曲名は、交響曲第9番「合唱付」。演奏者はあえて記載しないでおく。演奏者が悪いわけではないので。

 最初に聴いたのは夜だったので、ヘッドフォンを使った。少し聴いていくと、どこかがおかしい。妙な圧迫感がある。とりあえず全部聴き終えたのだが、疲れているのだろうかと思ってそのままにした。

 何日かして、今度はヘッドフォンをやめてスピーカーで聴いてみた。今日は疲れてなんかいないぞ。で、しばらくすると変である理由がわかってきた。ダイナミックレンジが極度に圧縮されていたのだ。ppもffも、あまり違いがない。
 ご存知というか、あたりまえというか、小さい音は小さく、大きな音は大きく収録するのが普通の録音である。しかし、この「あたりまえ」を変えてしまうことがある。大抵の場合、小さい音と大きな音の差を小さくするのだ。これをダイナミックレンジの圧縮という。ダイナミックレンジとは、ここでは音の強弱の差を示す。

ダイナミックレンジを圧縮する

 かつてLPレコードなどの時代、若干のダイナミックレンジの圧縮は通常の手法だった。圧縮しなければ、レコードに長時間の音楽を詰め込みにくくなるのだ。具体的に書くと、大音量のときにレコードの溝の振幅が大きくなりすぎて、場所を広く必要とするのだ。その結果、大音量の管弦楽作品の収録可能な時間が短くなってしまう。
 強烈な圧縮をかけると音楽そのものが異常になってしまうのは、容易に推測できるだろう。もちろん、LPレコードでは、音楽を壊さないように無理の無い程度で圧縮するのだ。中にはダイナミックレンジを圧縮しないレコードもあった。片面15分程度しか収録できないこともあるが、そのかわりに音質がすばらしくなる。余計なことをしないぶん、音質が劣化しないのだ。およその目安だが、40分を超える曲がLPレコードの片面に収まっているとしたら、圧縮の度合いについて注意したほうがよい。

 もちろん、CDには振幅を気にするような溝が無いので、ダイナミックレンジを圧縮する必要は無い。一般にCDのほうが音が良いと言われていたのは、このような理由もある。

 さて問題のCDに戻ると、あまりに圧縮の度合いがひどいので、冒頭の弱音と30秒ほど後の主題の強奏の違いが、ほとんど無いのだ。そんなバカな。
 これだけでもガマンできないほどなのに、最終楽章でバリトンが歌い始めると、もうダメである。

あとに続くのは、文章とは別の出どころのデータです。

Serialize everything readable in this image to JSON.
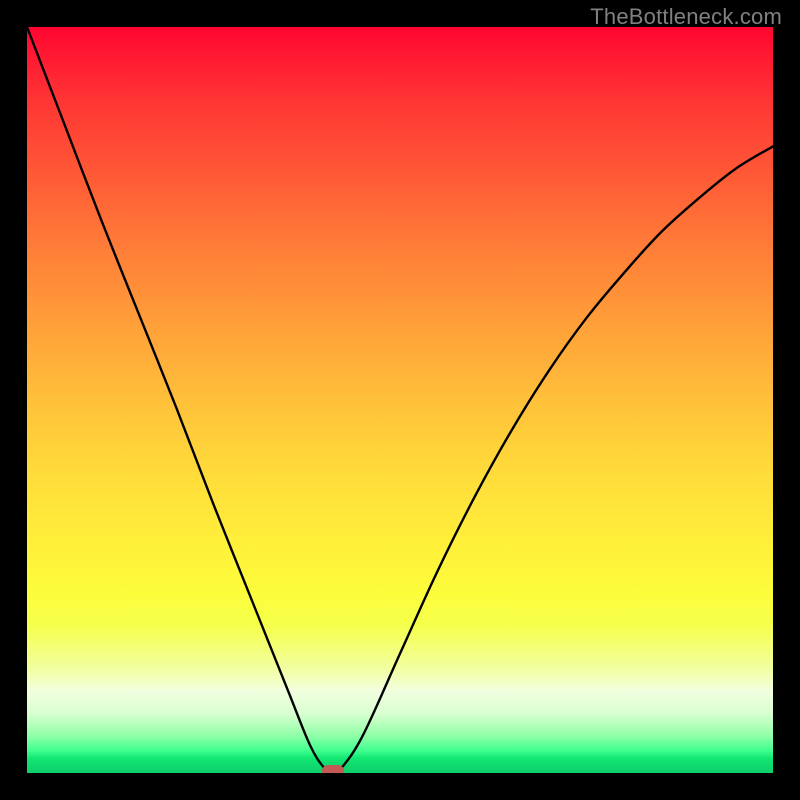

バリトンが巨大な顔になってスピーカーの間に定位するのだ。これを図示するとこうなる。


定位が異様

 黒がスピーカー、青がオーケストラ、赤がバリトンだ。バリトンをスターに見立てて、目立つように編集してしまったのだ。そりゃ満を持して登場すれば、スターに見えなくもない。しかし、数十人のオーケストラよりも何倍も大きく見えるのである。これでは「スター」ではなくて「モンスター」である。誰がうまいことを(ry

 もちろん普通に録音したのなら、オーケストラの中央付近に4人の独唱者がこじんまりと並んでいるのが見えてくるはずだ。
 あまりの異常な定位に、笑ってしまうほどだった。これは演奏者や独唱者にはあんまりだ。がんばって演奏しても、これでは皆が浮かばれない。いったい誰がこの録音にOKを出したのだろうか。演奏者は確認していないかもしれない。

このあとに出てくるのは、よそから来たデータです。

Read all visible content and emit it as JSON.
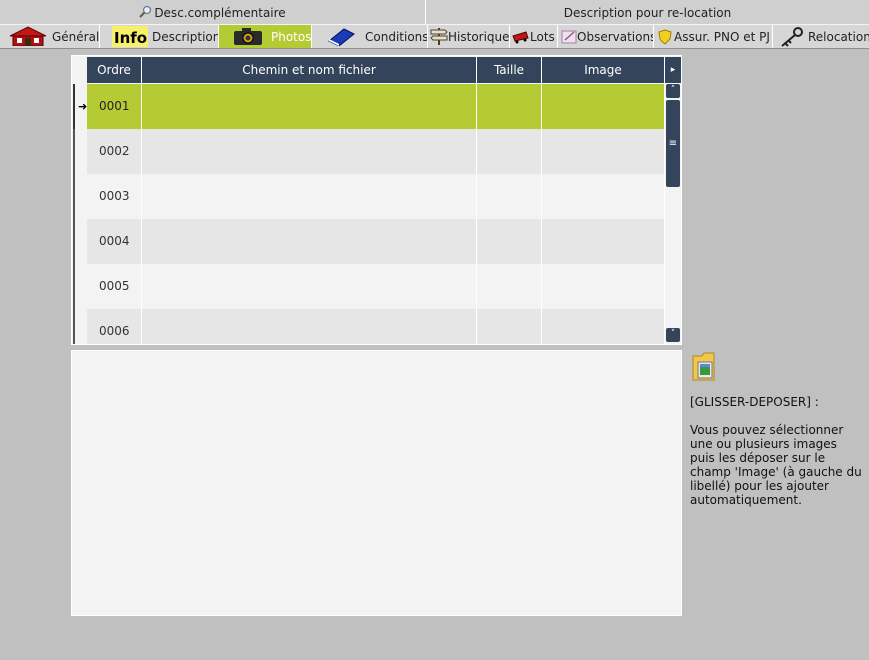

 こういうことがなぜ起こるのだろうか。推測でしかすぎないが、ミキシングのエンジニアは「ラジカセで聴く音づくり」をしているからではないかと思う。適当に「ながら聴き」をするための、つまりBGMとしての音造りである。強弱の差が大きくては困るのである。

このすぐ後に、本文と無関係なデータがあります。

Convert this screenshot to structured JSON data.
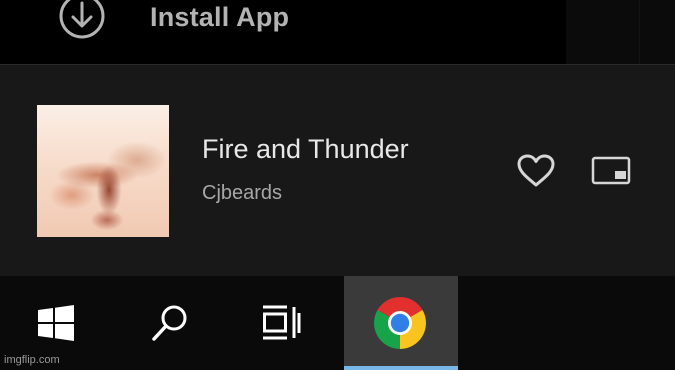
{
  "install": {
    "icon": "download-circle-icon",
    "label": "Install App"
  },
  "now_playing": {
    "cover_art": "album-cover-image",
    "title": "Fire and Thunder",
    "artist": "Cjbeards",
    "like_icon": "heart-icon",
    "miniplayer_icon": "picture-in-picture-icon"
  },
  "taskbar": {
    "items": [
      {
        "icon": "windows-start-icon"
      },
      {
        "icon": "search-icon"
      },
      {
        "icon": "task-view-icon"
      },
      {
        "icon": "chrome-icon",
        "active": true
      }
    ],
    "active_indicator_color": "#77b8e8"
  },
  "watermark": "imgflip.com"
}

 「第9」をこんな扱いにするなんて、ええ根性しとるやないかい!

 とまあ、そういう録音なのだ。こんな収録でも、喜んで聴いている人がいるのだろうと思うと、嘆かわしい。これを「第9」と思ってほしくない。ちなみに今は店頭で売られていないのではないかと思う。
 無論、私の棚では「お蔵入り」になってしまった。失われた金は戻ってこない。